Urschweiz präsentiert sich «CHärngsund»
Olma. Angeführt von Innerschweizern in historischer Kleidung zog heute morgen der Festumzug der 65. Olma durch die St.Galler Innenstadt.
Dichte Zuschauerreihen säumten am Samstag die Strassen entlang des Umzugs vom St.Galler Bahnhof durch die Innenstadt bis zum Olmagelände. Zehntausende wollten das bunte Treiben mitverfolgen.
In der Urschweiz ist das historische Brauchtum auch noch heute lebendig: Über 40 Umzugsnummern mit rund 1500 Teilnehmenden präsentierten die «CHärngsund» Gastkantone Uri, Schwyz, Obwalden und Nidwalden.
Sinnliches Erlebnis
Zum Stoff, aus dem das Urschweizer Brauchtum gemacht ist, gehören auch die Tellspiele Altdorf. Die Theatergesellschaft, welche sich ganz der Heldensage von Wilhelm Tell verschrieben hat, folgte auf den Harst der einzelnen Kantone in historischen Gewändern.
Guggenmusiken und traditionelle Fasnachtgesellschaften machten den bunten und fröhlichen Umzug auch zu einem sinnlichen Erlebnis. Frech und mit viel Witz wurden die Zuschauern miteinbezogen.
Zum Schmunzeln regte auch der Auftritt der Muothataler Wetterschmöcker an. Angesichts des milden Herbstwetters war so manch verpatzte Wetterprognose schnell verziehen.
Welttheater und Trachtenwelt
Schaurig-schön mutete der Vorbeizug das Einsiedler-Welttheater an. Die Welttheater-Gesellschaft hat eine Teil ihres Ensembles nach St.Gallen entsandt. Und plötzlich bliess in St.Gallen der Endwind und es roch nach Weihrauch.
Ansonsten ging es durchwegs munter und lüpfig zu und her: Lautstarke Musikvereine, bunte Trachtengruppen und gewandte Fahnenschwinger brachten einen Hauch Urschweiz in die Gallusstadt.
Der Festumzug war auch ein Ausflug in die Berge: mit der Drehgondelbahn Stuckli Rondo, der Furka Dampfbahn, der Gotthardpost oder der Pilatus Bahn.
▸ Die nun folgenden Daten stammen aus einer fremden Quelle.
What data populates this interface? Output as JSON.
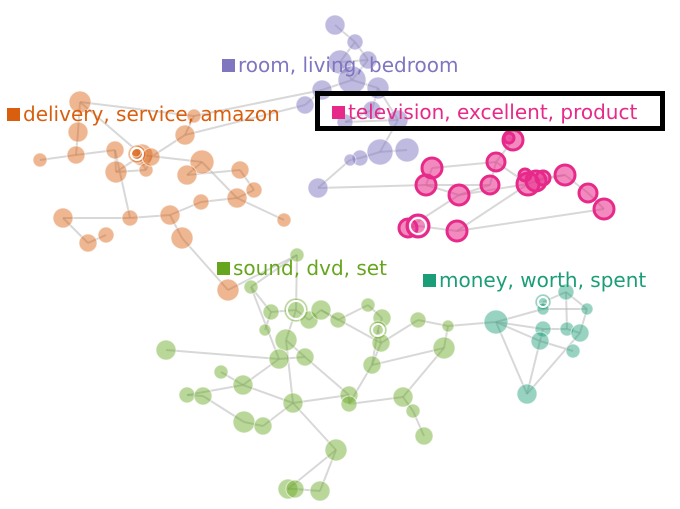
{
  "clusters": [
    {
      "id": "room",
      "label": "room, living, bedroom",
      "color": "#7f76bf"
    },
    {
      "id": "delivery",
      "label": "delivery, service, amazon",
      "color": "#d95f0e"
    },
    {
      "id": "television",
      "label": "television, excellent, product",
      "color": "#e7298a",
      "selected": true
    },
    {
      "id": "sound",
      "label": "sound, dvd, set",
      "color": "#66a61e"
    },
    {
      "id": "money",
      "label": "money, worth, spent",
      "color": "#1b9e77"
    }
  ]
}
Urschweizer sind sportlich: Bergsteiger, Langläufer und Skispringer liessen ihre Muskeln spielen.
Mit Peitschen und Trompeten
Auch an das kulinarische Wohl der Zuschauer wurde gedacht: Das Klosterdorf Einsiedeln lieferte einen gehörigen Schluck Bier. Und auch Früchte, Käsespezialitäten und allerlei Leckereien wurden verteilt. Mit letzten Peitschenhieben und dem Schellen schwerer Kuhglocken verabschiedete sich der Zug in Richtung Olma-Gelände.
Nach dem Umzug folgt am Nachmittag der Festakt in der Arena. Blasmusik, Trachtenchörli, Tambourenvereine sowie die Einfahrt der Gotthard-Kutsche umrahmen die Grussworte der St.Galler Regierungspräsidentin Kathrin Hilber, des Urner Landesstatthalters Isidor Baumann sowie von Hanspeter Egli, Direktor der Olma.